Carlos sabia que poderia levar um grande fora naquele momento. Mas era um cara corajoso. Apesar de ter se segurado todo esse tempo, sentia que era hora de arriscar. Era algo que ele não temia fazer. Se tinha se segurado todo esse tempo é porque Cristina nunca mostrara nenhuma abertura. Era também porque tinha um enorme respeito e uma enorme admiração por ela. Mas aquela era a hora. Sentia-se como se estivesse novamente na direção do carro de encontro ao muro. Mas já era tarde. Já tinha dado as cartas.

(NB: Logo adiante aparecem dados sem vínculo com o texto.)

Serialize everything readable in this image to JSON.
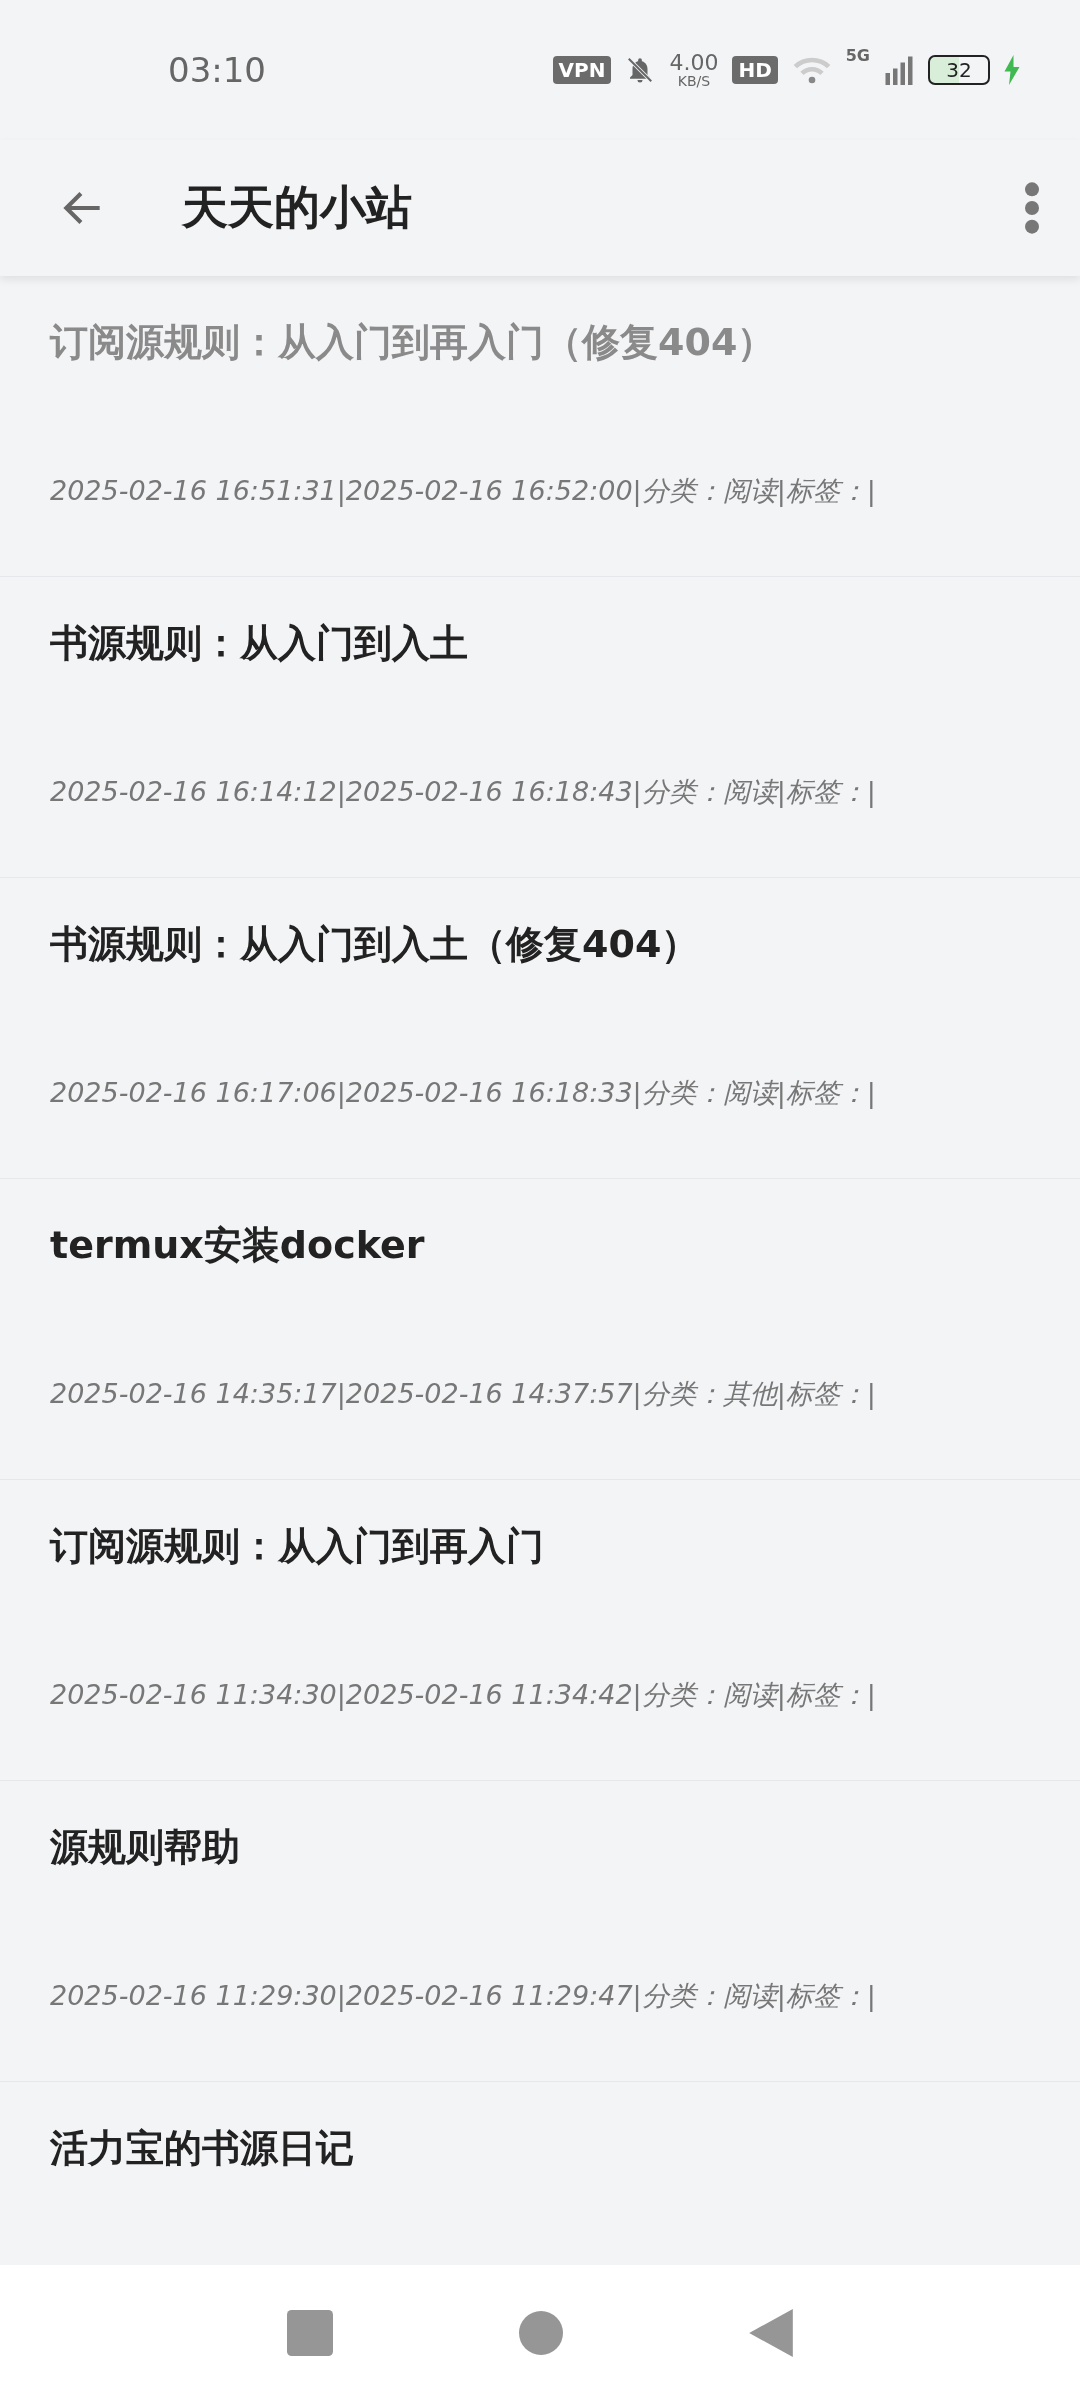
{
  "status_bar": {
    "time": "03:10",
    "vpn": "VPN",
    "speed": "4.00",
    "speed_unit": "KB/S",
    "hd": "HD",
    "network": "5G",
    "battery": "32",
    "charging": true
  },
  "app_bar": {
    "title": "天天的小站"
  },
  "articles": [
    {
      "title": "订阅源规则：从入门到再入门（修复404）",
      "meta": "2025-02-16 16:51:31|2025-02-16 16:52:00|分类：阅读|标签：|",
      "visited": true
    },
    {
      "title": "书源规则：从入门到入土",
      "meta": "2025-02-16 16:14:12|2025-02-16 16:18:43|分类：阅读|标签：|",
      "visited": false
    },
    {
      "title": "书源规则：从入门到入土（修复404）",
      "meta": "2025-02-16 16:17:06|2025-02-16 16:18:33|分类：阅读|标签：|",
      "visited": false
    },
    {
      "title": "termux安装docker",
      "meta": "2025-02-16 14:35:17|2025-02-16 14:37:57|分类：其他|标签：|",
      "visited": false
    },
    {
      "title": "订阅源规则：从入门到再入门",
      "meta": "2025-02-16 11:34:30|2025-02-16 11:34:42|分类：阅读|标签：|",
      "visited": false
    },
    {
      "title": "源规则帮助",
      "meta": "2025-02-16 11:29:30|2025-02-16 11:29:47|分类：阅读|标签：|",
      "visited": false
    },
    {
      "title": "活力宝的书源日记",
      "visited": false
    }
  ]
}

- Para mim também, Carlos, foi um grande bem conhecê-lo. Admiro seu jeito determinado de ser, a forma como se importa com sua família. Dona Guadalupe, Isabel, Maria e Augusto tem sorte em terem você por perto. Sempre admirei pessoas que colocam a família acima de tudo. - respondeu ela com serenidade.

Meu Deus! Naquele momento suas pernas faltaram de vez. Nem sabia se era o analgésico ou o choque daquela resposta. Definitivamente via aquela mulher tão especial abrir a guarda para ele.

- Agradeço suas palavras, doutora. Me sinto até melhor agora. - disse ele sem conseguir esconder a admiração por Cristina. - Eu realmente sei muito pouco sobre a senh… digo, sobre você, mas digo o mesmo a seu respeito. As pessoas que tem o prazer de conviver com você tem muita sorte.

- Carlos…

Cristina continuaria a conversa, mas foi interrompida pela chegada de Isabel.

- Olá, doutora, que bom vê-la. Carlos começou a fisioterapia hoje. Está bastante empolgado. - disse Isabel com animação.

- Sim, estou sabendo da novidade. O exercício de hoje sobrecarregou um pouco a musculatura, mas ele já está bem. Eu vou indo agora. - despediu-se Cristina.

- Obrigado pela conversa. - agradeceu Carlos.

- Também eu lhe sou grata pela conversa. - disse Cristina deixando o quarto.